Bertenun Miskin, Tidak Bertenun Malu: Adat Dan Perempuan Dalam Produksi Kain Tenun Pandai Sikek
JONSON HANDRIAN G, Dr. Laskmi A. Savitri M.A
2019 | Tesis | MAGISTER ANTROPOLOGITesis ini membahas tentang relasi produksi antara induk semang dan anak tenun dalam proses produksi kain tenun Pandai Sikek. Masyarakat Nagari Pandai Sikek menjadikan seperangkat pengetahuan bertenun sebagai pusako yang diturunkan dari satu generasi ke generasi yang lain, artinya, seperangkat pengetahuan tersebut harus dijaga dan tidak boleh diwariskan kepada orang, kampung, nagari, dan suku bangsa lainnya. Dalam hal ini, pusako seperangkat pengetahuan tersebut diwariskan melalui perempuan.
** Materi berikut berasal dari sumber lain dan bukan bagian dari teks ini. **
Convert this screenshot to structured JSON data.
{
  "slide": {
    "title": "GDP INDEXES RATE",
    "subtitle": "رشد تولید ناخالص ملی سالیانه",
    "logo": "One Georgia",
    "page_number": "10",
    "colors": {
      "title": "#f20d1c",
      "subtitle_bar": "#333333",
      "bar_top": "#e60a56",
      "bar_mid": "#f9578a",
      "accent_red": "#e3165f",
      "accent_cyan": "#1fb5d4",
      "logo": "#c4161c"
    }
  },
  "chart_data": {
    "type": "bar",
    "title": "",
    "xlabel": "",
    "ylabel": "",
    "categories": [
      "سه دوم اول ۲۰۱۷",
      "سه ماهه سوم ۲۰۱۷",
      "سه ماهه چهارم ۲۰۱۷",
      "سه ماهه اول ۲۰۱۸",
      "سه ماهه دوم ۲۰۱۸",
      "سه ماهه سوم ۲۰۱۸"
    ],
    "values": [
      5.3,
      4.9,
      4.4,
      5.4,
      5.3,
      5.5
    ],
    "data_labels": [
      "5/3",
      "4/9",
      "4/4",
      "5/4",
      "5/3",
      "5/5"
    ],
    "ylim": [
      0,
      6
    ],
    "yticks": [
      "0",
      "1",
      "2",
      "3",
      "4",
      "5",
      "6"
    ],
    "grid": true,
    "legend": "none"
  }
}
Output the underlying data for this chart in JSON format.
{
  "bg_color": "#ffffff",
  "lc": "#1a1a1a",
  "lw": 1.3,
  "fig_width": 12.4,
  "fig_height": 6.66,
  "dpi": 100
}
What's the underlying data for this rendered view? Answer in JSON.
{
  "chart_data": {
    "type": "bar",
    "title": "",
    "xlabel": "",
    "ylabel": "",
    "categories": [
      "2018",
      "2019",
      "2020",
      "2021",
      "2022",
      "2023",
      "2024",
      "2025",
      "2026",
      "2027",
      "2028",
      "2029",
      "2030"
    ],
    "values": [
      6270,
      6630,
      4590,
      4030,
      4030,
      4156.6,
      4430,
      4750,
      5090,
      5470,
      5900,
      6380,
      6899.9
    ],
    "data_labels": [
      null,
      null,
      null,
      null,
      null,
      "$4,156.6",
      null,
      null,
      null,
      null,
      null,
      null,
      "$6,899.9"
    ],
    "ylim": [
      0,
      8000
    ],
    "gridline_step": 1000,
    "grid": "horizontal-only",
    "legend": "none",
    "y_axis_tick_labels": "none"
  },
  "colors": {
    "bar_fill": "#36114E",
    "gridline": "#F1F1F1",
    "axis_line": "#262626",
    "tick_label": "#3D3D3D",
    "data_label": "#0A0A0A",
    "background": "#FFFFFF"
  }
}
Permasalahan yang kemudian muncul adalah kondisi ekonomi anak tenun yang sulit berkembang karena sistem yang terbangun, akhirnya anak tenun terjerat dalam sebuah "lubang", bertenun miskin, tidak bertenun malu. Studi ini saya lakuka di Nagari Pandai Sikek, Kecamatan X Koto, Kabupaten Tanah Datar, Sumatera Barat. Nagari Pandai Sikek adalah salah satu sentral produksi kain tenun yang dipakai sehari-hari oleh masyarakat Minangkabau dalam berbagai kegiatan formal atau informal dan seremonial adat. Metode yang digunakan adalah metode penelitian kualitatif dan data yang disajikan bersifat deskriptif. Teknik pengumpulan data dilakukan melalui wawancara mendalam, observasi partisipasi, dokumentas dan menggali sumber-sumber sekunder. Selanjutnya mengidentifikasi dan kemuadian membuat kategorisasi dan verifikasi data yang ada, kemudian menganalisis data tersebut. Dari hasi penelitian, ditemukan bahwa bentuk relasi induk semang dan anak tenun tidak tunggal, terdapat tiga bentuk relasi induk semang dan anak tenun dalam proses produksi kain tenun, yaitu bentuk relasi kapitalistik, relasi patron klien dan relasi komoditi. Sistem yang dibangun memungkinkan induk semang untuk mendapatkan margin profit yang sangat luas dan tidak ada institusi yang mengontrol harga pasar yang kemudian mengakibatkan anak tenun terjebak dalam kondisi yang statis dan induk semang terjebak dalam profit puzzle. Disisi lain, terjadi pergeseran makna padusi maha (perempuan mahal), awalnya ungkapan tersebut melekat pada perempuan yang mahir bertenun namun bergeser pada ranah materil. Pergeseran makna ini menciptakan paradoks, pada satu sisi pusako berupa seperangkat bertenun harus dijaga dan pertahankan kepada perempuan agar mendapatkan gelar padusi maha, disisi yang lain, adat secara simbolik mengizinkan perempuan untuk meraih gelar padusi maha dari ranah dan sektor lainnya.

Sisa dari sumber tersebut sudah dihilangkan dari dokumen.